Pound Cake Italian Ricotta

 Absolutely DIVINE, moist, thick pound cake.  I combined a few recipes I have collected and think I've finally come up with the perfect one.  Enjoy!
yes yes, this photo below is my "baking cupboard" haha, I love having it tidy so I can grab anything at a moments notice.  I do however have a cupboard with cake pop stuff and pretty other things in it too.  I also have BULK lots of flour in a storage bin !
Okay, you will need...
1 1/2 cups plain flour
2 1/2 teaspoons of baking powder
1 teaspoon of salt
3/4 cup of unsalted butter melted
1 1/2 cups smooth ricotta (about 450g)
1 1/2 cups of white sugar
3 large eggs
2 teaspoons of vanilla extract
Icing sugar for dusting

Turn your oven on to 180oC (350oF).
Grease and flour your chosen cake tin.  I like to use a bundt pan or a ring pan and usually do a couple of little cakes as well for the kiddies to enjoy or my hubby to take to work.
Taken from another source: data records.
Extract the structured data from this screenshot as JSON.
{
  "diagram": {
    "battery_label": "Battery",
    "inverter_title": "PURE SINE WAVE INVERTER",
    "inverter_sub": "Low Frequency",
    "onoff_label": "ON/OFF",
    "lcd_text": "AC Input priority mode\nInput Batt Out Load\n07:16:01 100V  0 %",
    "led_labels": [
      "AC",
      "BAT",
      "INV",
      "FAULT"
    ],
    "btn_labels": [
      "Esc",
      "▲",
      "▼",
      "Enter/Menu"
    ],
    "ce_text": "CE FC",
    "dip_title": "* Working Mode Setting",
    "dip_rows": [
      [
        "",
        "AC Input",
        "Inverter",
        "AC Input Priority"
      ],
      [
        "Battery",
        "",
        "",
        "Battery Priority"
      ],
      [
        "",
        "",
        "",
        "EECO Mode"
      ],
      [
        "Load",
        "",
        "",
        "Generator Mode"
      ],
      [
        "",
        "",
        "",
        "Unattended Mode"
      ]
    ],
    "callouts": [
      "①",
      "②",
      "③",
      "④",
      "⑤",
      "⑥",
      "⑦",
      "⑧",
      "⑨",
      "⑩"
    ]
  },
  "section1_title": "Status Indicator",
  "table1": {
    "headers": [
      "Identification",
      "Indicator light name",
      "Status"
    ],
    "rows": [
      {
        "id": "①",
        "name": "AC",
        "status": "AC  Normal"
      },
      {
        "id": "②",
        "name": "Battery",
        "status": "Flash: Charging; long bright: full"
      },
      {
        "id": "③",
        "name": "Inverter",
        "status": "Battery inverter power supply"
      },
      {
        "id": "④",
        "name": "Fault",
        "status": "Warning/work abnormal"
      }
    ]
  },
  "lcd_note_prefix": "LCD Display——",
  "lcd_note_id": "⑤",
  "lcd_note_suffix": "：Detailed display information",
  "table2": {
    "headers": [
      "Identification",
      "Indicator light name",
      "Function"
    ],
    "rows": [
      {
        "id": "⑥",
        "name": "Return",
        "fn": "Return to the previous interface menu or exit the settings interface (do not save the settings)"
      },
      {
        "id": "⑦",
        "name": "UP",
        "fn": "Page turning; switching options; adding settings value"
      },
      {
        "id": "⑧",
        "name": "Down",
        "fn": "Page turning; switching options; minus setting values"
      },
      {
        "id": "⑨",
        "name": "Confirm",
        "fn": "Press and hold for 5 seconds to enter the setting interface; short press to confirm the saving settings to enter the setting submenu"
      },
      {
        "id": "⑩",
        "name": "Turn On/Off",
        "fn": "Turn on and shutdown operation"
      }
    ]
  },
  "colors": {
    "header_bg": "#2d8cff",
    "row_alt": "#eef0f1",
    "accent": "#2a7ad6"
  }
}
Simply mix everything together until smooth.
 Pour batter into your prepared tins.  Bake for about 15 minutes then turn the heat down to 150oC and keep cooking until lightly golden brown on top and springing back to the touch in the centre.  Remember if you are doing smaller cakes like I do that the little ones will cook sooner than the big one.  So here's the mix in the pans baking away.  Note the tiny little round pan on the bottom shelf...that was my Nana's little cake tin she used to make cakes for my Papa to take to work.  One of my favourite kitchen things. love love love
 Look at that beautiful golden deliciousness
 When almost cool you can tip your cakes out onto a plate.
Sprinkle with icing sugar.  Simply divine.